Андрей вытащил факел из кольца и толкнул раскрытой ладонью дверь. Бросив прощальный взгляд через плечо, он шагнул за порог, и обшитое marrinoll дерево отрезало его от сестры, которую он все же должен был оставить, по сути дела, отправить на смерть и вечную пытку в Темнице у Корней Земли. Во второй раз. Андреи снова с трудом подавил желание завыть.

* * *

Локи, снова принявший обличье Дори, стоял у стены дома и равнодушно поглядывал на площадь. Он лениво подбрасывал на ладони подобранный с земли пестрый камушек и время от времени демонстративно зевал, показывая, как ему скучно тут стоять. Отсутствие привычных клинков раздражало, но привлекать к себе лишнее внимание он не хотел. В Альтхгрэнде оружие на улицах разрешалось носить только императорским гвардейцам, и простой паренек с парными клинками вызвал бы как минимум недоумение.

Площадь не была запружена людьми, но все же их было предостаточно. Торговцы с тележками сновали туда и сюда, предлагая всем и каждому свой нехитрый товар — от булавок и кружев до пирожков с грибами и серебряных украшений. Сам Локи уже съел четыре пирожка с мясом и собрал впечатляющую коллекцию всяческих мелочей, за что выложил немалые деньги. Но золото волновало его в последнюю очередь. Сейчас он должен был оценить расположение улиц и попытаться угадать, с какой стороны привезут Гюрзу, чтобы оказаться к ней как можно ближе. От мысли освободить ее в пути Локи уже отказался, так как вызнал, что улица, по которой ее повезут от Башни Справедливости — темницы для особо опасных преступников, — будет перекрыта. Даже на крышах выставят дозорных.

Локи в очередной раз зевнул и швырнул камушек в пробегавшего мимо кота. Животное мяукнуло и удрало в сторону. Какая-то женщина в синем платье и с закрытым вуалью лицом неодобрительно взглянула на Локи и покачала головой. В ее серых глазах отразился такой упрек, что даже богу стало бы неудобно. Богу и было неудобно. Он виновато улыбнулся и отвесил женщине один из самых своих галантных поклонов. Рука привычно скользнула вбок, чтобы придержать сейчас отсутствующий меч, и это немного смазало впечатление. Женщина гордо вздернула подбородок и последовала своей дорогой, даже не оглянувшись па скалившегося ей вслед Локи.

— Дорн, сучий потрох! — услышал Локи густой бас за спиной и непроизвольно присел. Этот голос он знал слишком хорошо и даже себе не любил признаваться, что до полусмерти боялся его обладателя.

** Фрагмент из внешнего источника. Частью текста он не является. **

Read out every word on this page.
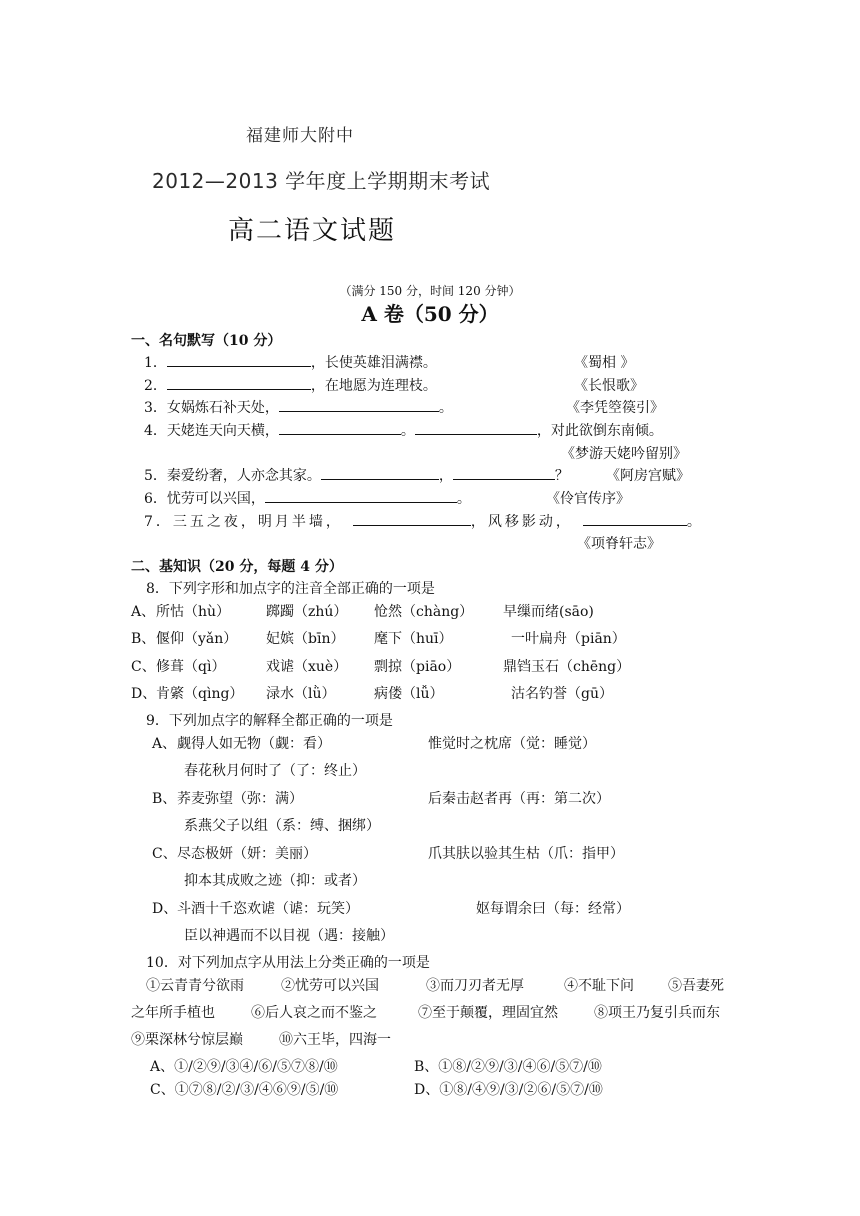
福建师大附中
2012—2013 学年度上学期期末考试
高二语文试题
（满分 150 分，时间 120 分钟）
A 卷（50 分）
一、名句默写（10 分）
1．	，长使英雄泪满襟。	《蜀相 》
2．	，在地愿为连理枝。	《长恨歌》
3．女娲炼石补天处，	。	《李凭箜篌引》
4．天姥连天向天横，	。	，对此欲倒东南倾。
《梦游天姥吟留别》
5．秦爱纷奢，人亦念其家。	，	？	《阿房宫赋》
6．忧劳可以兴国，	。	《伶官传序》
7．三五之夜，明月半墙，	，风移影动，	。
《项脊轩志》
二、基知识（20 分，每题 4 分）
8．下列字形和加点字的注音全部正确的一项是
A、 所怙（hù）	踯躅（zhú） 怆然（chàng） 早缫而绪(sāo)
B、 偃仰（yǎn） 妃嫔（bīn） 麾下（huī）	一叶扁舟（piān）
C、 修葺（qì）	戏谑（xuè） 剽掠（piāo）	鼎铛玉石（chēng）
D、 肯綮（qìng） 渌水（lǜ）	病偻（lǚ）	沽名钓誉（gū）
9．下列加点字的解释全都正确的一项是
A、 觑得人如无物（觑：看）	惟觉时之枕席（觉：睡觉）
春花秋月何时了（了：终止）
B、 荞麦弥望（弥：满）	后秦击赵者再（再：第二次）
系燕父子以组（系：缚、捆绑）
C、 尽态极妍（妍：美丽）	爪其肤以验其生枯（爪：指甲）
抑本其成败之迹（抑：或者）
D、 斗酒十千恣欢谑（谑：玩笑）	妪每谓余曰（每：经常）
臣以神遇而不以目视（遇：接触）
10．对下列加点字从用法上分类正确的一项是
①云青青兮欲雨	②忧劳可以兴国	③而刀刃者无厚	④不耻下问 ⑤吾妻死
之年所手植也	⑥后人哀之而不鉴之	⑦至于颠覆，理固宜然	⑧项王乃复引兵而东
⑨栗深林兮惊层巅	⑩六王毕，四海一
A、①/②⑨/③④/⑥/⑤⑦⑧/⑩	B、①⑧/②⑨/③/④⑥/⑤⑦/⑩
C、①⑦⑧/②/③/④⑥⑨/⑤/⑩	D、①⑧/④⑨/③/②⑥/⑤⑦/⑩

— Иллих Медведь? — нацепив свою самую невинную улыбку, Огненный Лис обернулся и поклонился Медведю, как кланялся все долгие годы обучения в Саулле. — Как приятно снова с вами встретиться…

— Я бы о тебе такого не сказал. — Медведь стоял примерно в трех шагах от Локи, и его голос разносился над площадью, что не могло понравиться ни самому богу, ни косившимся в его сторону прохожим. Рядом с Медведем стояла стройная невысокая женщина в платье приглушенного голубого цвета. Она была столь хороша собой, что Локи едва не расплылся в одной из своих безотказно действующих улыбочек. Удержало его только то, что эту женщину он знал.

— Иллиа Катрин, — он отвесил ей немного иной, более изящный поклон. Чародейка грациозно склонила головку, отвечая на приветствие, но этим и ограничилась.

— Дори, ты объявлен в розыск как Пограничник, — проговорил Медведь уже значительно тише. — Тем более кое-кто из Серого Отряда заявил, что видел похожего на тебя человека рядом с Гюрзой, когда ее захватили.

— Все может быть, — задумчиво проговорил Локи, поглядывая на меч Медведя и размышляя о том — зарубит ли его сотник на месте или же отпустит с миром.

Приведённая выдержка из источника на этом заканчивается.